Tuesday, September 16, 2014

PA Coal Alliance Warns House Committee Of Environmental Overreach By EPA

Pennsylvania Coal Alliance CEO, John Pippy warned the House Environmental Energy and Resources Committee Tuesday against the effects of the Environmental Protection Agency’s proposed Clean Power Plan on Pennsylvania’s jobs, electric rates and economy at a hearing this morning.
The rule will dictate the makeup of Pennsylvania’s electric generation mix, the amount of electricity available on a round-the-clock basis and the price in 2020 and beyond, affecting not just the coal industry, but Pennsylvania’s residents statewide.
An economic study by the Pennsylvania Economy League of Greater Pittsburgh showed that the state’s coal industry supports 36,000 jobs in the Commonwealth and adds more than $4.5 billion annually to the state’s economy.
Although touted by proponents as a flexible and achievable way to curb carbon emissions, the proposed federal power plant emission standards are merely a de facto attempt to transform America’s energy usage away from coal.
According to Pennsylvania DEP, CO2 emissions from Pennsylvania’s electric generating fleet declined by 12 percent from 2005-2012 and are projected to decline by 22 percent from 2005 through 2020.
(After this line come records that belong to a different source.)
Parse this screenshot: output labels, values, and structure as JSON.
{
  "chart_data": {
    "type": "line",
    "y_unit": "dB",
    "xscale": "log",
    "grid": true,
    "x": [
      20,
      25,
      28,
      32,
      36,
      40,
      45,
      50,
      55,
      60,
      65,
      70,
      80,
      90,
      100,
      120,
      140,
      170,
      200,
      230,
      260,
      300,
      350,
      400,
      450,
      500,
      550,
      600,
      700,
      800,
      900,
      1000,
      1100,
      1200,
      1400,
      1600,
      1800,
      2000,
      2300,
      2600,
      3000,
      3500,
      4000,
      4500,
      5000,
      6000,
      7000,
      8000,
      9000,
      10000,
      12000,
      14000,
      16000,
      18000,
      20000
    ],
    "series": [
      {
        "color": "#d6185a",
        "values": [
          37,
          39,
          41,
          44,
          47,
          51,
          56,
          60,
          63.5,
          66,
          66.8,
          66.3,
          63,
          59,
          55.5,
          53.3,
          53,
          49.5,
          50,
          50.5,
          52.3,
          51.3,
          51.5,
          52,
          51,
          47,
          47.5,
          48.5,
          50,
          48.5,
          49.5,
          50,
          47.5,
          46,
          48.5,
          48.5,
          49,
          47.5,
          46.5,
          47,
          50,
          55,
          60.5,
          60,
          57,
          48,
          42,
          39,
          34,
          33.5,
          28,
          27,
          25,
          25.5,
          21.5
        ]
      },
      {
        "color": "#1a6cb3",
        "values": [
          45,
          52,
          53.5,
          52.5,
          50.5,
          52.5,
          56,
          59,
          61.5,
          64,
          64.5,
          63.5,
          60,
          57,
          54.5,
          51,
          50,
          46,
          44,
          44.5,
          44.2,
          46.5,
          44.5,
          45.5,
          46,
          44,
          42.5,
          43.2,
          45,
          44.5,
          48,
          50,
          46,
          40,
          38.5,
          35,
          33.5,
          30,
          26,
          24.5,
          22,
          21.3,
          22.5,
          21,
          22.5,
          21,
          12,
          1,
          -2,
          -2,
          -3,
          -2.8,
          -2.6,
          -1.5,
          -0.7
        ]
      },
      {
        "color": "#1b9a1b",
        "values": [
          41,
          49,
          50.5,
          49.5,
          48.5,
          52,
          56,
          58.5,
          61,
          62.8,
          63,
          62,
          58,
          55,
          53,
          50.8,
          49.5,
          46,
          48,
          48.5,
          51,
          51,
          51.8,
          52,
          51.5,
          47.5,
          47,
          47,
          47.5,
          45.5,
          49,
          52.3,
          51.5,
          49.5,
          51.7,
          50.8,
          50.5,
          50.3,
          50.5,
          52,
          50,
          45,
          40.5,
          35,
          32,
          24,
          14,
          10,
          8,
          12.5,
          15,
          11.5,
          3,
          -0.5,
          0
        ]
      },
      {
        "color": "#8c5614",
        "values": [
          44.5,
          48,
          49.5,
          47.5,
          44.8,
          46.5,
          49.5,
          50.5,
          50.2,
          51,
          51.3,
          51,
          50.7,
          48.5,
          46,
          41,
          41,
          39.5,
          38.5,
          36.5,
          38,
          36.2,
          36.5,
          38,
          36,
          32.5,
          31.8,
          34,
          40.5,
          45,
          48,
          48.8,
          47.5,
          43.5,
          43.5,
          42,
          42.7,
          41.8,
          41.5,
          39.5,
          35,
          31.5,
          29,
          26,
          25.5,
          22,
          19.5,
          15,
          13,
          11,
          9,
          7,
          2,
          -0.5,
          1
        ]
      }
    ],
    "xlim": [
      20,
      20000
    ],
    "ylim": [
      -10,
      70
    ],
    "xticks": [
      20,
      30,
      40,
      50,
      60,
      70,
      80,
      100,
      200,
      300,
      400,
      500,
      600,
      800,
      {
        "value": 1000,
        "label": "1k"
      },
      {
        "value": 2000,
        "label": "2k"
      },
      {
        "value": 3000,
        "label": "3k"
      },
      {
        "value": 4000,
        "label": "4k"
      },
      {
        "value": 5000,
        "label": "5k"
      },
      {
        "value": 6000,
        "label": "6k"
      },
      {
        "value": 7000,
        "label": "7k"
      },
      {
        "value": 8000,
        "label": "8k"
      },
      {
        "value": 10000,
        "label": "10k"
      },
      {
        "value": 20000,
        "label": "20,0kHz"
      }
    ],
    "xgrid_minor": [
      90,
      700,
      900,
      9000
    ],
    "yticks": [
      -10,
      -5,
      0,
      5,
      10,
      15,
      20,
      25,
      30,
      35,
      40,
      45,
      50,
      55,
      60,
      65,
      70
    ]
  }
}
These reductions were accomplished while Pennsylvania maintained a stable and reliable supply of electricity at competitively-priced rates, lower than the national average and lowest among its northeastern states.
Coal accounts for 40 percent of the electric market in Pennsylvania providing a stable base load supply of electricity year round and especially during peak usage times as experienced this past winter.
“Given the affordability and reliability of coal as a source of electricity, this regulatory attempt to displace coal will have profound and sweeping consequences, not just on the coal industry and its workers, but also on those communities that host coal-fired power plants, those employed at these facilities and every ratepayer who depends upon the reliable provisioning of electricity at competitive rates,” Pippy said.
The proposed standards would have virtually no impact on global greenhouse gas emissions and could even cause an increase because they would essentially kill any continued advancement in clean coal technology.
U.S. power plants account for only 4 percent of global carbon emissions, while China and India alone account for 20 percent.  They, and other developing countries are increasing their reliance on coal and it is predicted that by 2017 coal will be the number one source of energy in the world.
Pippy concluded by commending the Committee and the full House for its overwhelming support for House Bill 2354 (Snyder-D-Fayette) which, among other things, would require the state legislature to approve a state’s compliance plan before it is submitted to the EPA.
House Bill 2354 is now in the Senate Environmental Resources and Energy Committee.